House debates

Thursday, 7 February 2013

Business

Rearrangement

3:20 pm

Photo of Kelly O'DwyerKelly O'Dwyer (Higgins, Liberal Party) Share this | Hansard source

Second, we can bury our head in the sand and pretend that we do not need a plan or additional funding to keep the research sector punching above its weight and globally competitive or, third, we can threaten to cut funding, as the Labor government has done, to the health and medical research sector on a regular basis creating uncertainty and insecurity for jobs and investment.

We can play games with existing funding by freezing and unfreezing funding for such things as the NHMRC grants. We can add layer upon layer of additional red tape to the already significant regulatory burdens, as evidenced by the increased time and money needed to successfully implement a clinical trial in Australia. Sadly, the Labor government has taken this third approach.

It is important to suspend standing orders because, under Labor, universities and medical research institutes have been subjected to waves of funding uncertainty. In the budget last year, the federal government froze research grants from the Australian Research Council because of overly aggressive and short-sighted budget decisions, and played games in the national media with the National Health and Medical Research Council grants. Treasurer Swan could have made realistic budget assumptions and hard decisions around the budget in May, and allowed all in the community to plan accordingly.

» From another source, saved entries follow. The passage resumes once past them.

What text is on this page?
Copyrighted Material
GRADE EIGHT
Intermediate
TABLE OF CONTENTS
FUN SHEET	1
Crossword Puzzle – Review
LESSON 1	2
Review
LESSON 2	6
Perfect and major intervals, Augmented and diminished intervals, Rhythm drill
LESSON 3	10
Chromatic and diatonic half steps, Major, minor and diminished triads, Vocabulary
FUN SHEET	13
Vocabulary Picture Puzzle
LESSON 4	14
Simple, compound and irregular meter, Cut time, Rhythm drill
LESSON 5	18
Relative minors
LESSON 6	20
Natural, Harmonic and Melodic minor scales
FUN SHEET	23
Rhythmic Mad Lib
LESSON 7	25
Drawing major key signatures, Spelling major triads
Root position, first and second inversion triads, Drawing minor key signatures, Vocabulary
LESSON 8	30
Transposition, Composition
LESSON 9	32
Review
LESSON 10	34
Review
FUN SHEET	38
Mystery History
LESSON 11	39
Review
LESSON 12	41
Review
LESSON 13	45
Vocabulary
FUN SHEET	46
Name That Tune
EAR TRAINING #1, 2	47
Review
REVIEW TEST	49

Instead, he took a 'fingers crossed' approach, as he always does; and, when it became clear again that he had got his figures wrong, our researchers and research institutes had spent months focusing on contingency plans and exploring offshore jobs rather than on their research activities. This pattern of continuing uncertainty has reduced Australia's capacity to attract and retain the best and brightest talent internationally.

It is important to suspend standing orders because, despite the fact that in last year's MYEFO the Treasurer finally unfroze those research grants, unfortunately he then proceeded to cut over $1 billion from the Australian university sector, much of it used to support health and medical research directly or indirectly. Extraordinarily, the Treasurer's short-sighted decision came in the same month that the Chairman of the CSIRO and 2011 Australian of the Year, Simon McKeon AO, released a consultation paper for the Strategic Review of Health and Medical Research funding, which called for an increase in research funding over the next 10 years of $2 billion to $3 billion per annum. Health and medical research is critical to Australia's future and should be a strategic priority. With a hub of world-class universities and research institutes based in Melbourne, it is particularly critical for Victoria.

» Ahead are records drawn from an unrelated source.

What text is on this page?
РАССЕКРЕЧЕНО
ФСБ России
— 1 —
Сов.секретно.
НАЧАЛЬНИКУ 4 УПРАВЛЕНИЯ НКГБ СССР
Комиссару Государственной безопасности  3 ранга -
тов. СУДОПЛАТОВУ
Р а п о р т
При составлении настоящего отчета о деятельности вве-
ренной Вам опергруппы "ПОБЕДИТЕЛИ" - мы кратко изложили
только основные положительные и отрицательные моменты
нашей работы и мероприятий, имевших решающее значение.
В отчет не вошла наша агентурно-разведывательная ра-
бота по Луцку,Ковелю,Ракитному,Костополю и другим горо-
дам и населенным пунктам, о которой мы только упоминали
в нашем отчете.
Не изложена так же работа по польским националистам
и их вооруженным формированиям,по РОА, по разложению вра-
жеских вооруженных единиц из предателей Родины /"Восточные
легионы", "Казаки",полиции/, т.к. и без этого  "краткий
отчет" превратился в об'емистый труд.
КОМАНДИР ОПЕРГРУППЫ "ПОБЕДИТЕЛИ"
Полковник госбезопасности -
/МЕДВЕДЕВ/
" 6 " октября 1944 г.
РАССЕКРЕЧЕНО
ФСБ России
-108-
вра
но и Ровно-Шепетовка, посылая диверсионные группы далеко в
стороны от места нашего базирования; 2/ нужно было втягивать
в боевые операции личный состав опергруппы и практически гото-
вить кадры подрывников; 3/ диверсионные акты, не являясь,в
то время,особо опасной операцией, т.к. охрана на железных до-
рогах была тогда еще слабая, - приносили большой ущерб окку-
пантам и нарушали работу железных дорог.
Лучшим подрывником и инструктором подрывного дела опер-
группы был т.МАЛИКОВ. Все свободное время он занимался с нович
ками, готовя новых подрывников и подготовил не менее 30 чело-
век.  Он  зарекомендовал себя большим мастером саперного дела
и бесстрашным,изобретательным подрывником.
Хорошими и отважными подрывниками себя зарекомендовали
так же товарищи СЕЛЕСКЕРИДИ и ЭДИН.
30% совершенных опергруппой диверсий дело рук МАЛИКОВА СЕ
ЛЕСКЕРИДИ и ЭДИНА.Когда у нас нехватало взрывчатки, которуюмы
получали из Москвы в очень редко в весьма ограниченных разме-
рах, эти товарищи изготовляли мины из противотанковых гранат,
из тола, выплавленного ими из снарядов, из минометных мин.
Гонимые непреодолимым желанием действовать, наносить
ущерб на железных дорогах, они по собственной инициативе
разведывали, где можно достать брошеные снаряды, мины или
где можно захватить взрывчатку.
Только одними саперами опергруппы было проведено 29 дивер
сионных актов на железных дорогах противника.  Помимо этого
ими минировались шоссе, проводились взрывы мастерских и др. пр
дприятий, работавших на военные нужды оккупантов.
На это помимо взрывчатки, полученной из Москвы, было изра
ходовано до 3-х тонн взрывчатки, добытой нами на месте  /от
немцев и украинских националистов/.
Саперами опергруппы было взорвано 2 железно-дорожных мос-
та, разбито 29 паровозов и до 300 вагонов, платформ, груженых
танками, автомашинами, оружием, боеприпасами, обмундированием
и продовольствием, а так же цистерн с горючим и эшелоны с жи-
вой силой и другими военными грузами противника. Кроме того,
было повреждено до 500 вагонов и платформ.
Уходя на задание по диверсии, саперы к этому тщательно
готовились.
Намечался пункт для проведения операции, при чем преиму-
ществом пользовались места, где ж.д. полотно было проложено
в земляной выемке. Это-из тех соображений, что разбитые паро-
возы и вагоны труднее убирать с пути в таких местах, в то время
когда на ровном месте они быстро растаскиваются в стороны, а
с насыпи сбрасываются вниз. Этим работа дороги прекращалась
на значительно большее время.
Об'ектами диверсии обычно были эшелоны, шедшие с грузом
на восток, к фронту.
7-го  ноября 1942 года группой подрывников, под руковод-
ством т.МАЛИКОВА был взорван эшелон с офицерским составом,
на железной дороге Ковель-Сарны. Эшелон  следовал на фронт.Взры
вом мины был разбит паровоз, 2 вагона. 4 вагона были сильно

We need to suspend standing orders because, importantly, we in Australia are very good at medical research. Thanks to Australian research, we have life-saving innovations such as penicillin, first used as a medicine by the Australian Nobel laureate Howard Florey; the bionic ear; the cervical cancer vaccine; and spray-on skin for burns, to name just a few.

The coalition understand this. There was a fivefold increase in funding committed to health and medical research under the previous, coalition government and under the former health minister, Tony Abbott. We also understand that we need a full-scale assault on the bureaucracy and red tape, which divert time and funding from valuable research and are marring clinical trials. Commercialising research can lead to direct wealth creation and jobs growth. Importantly, it can also reduce spiralling healthcare costs and deliver a higher quality of life. It is a pity that those opposite do not agree.

A coalition government will protect the funding of Australia's medical research. We recognise that funding for medical research is the best long-term investment a government can make in the health of the Australian people and we do not understand why the government will not bring on this vote. Could it be that they are too scared to face the Australian people on these terrible cuts, the cuts they continue to threaten to make, the cuts they continue to deliver, to this very important research sector which is, critically, a pillar of our nation's economy? It is important that we shine a light on the government's record on medical and health research funding, which is why we must suspend standing orders today.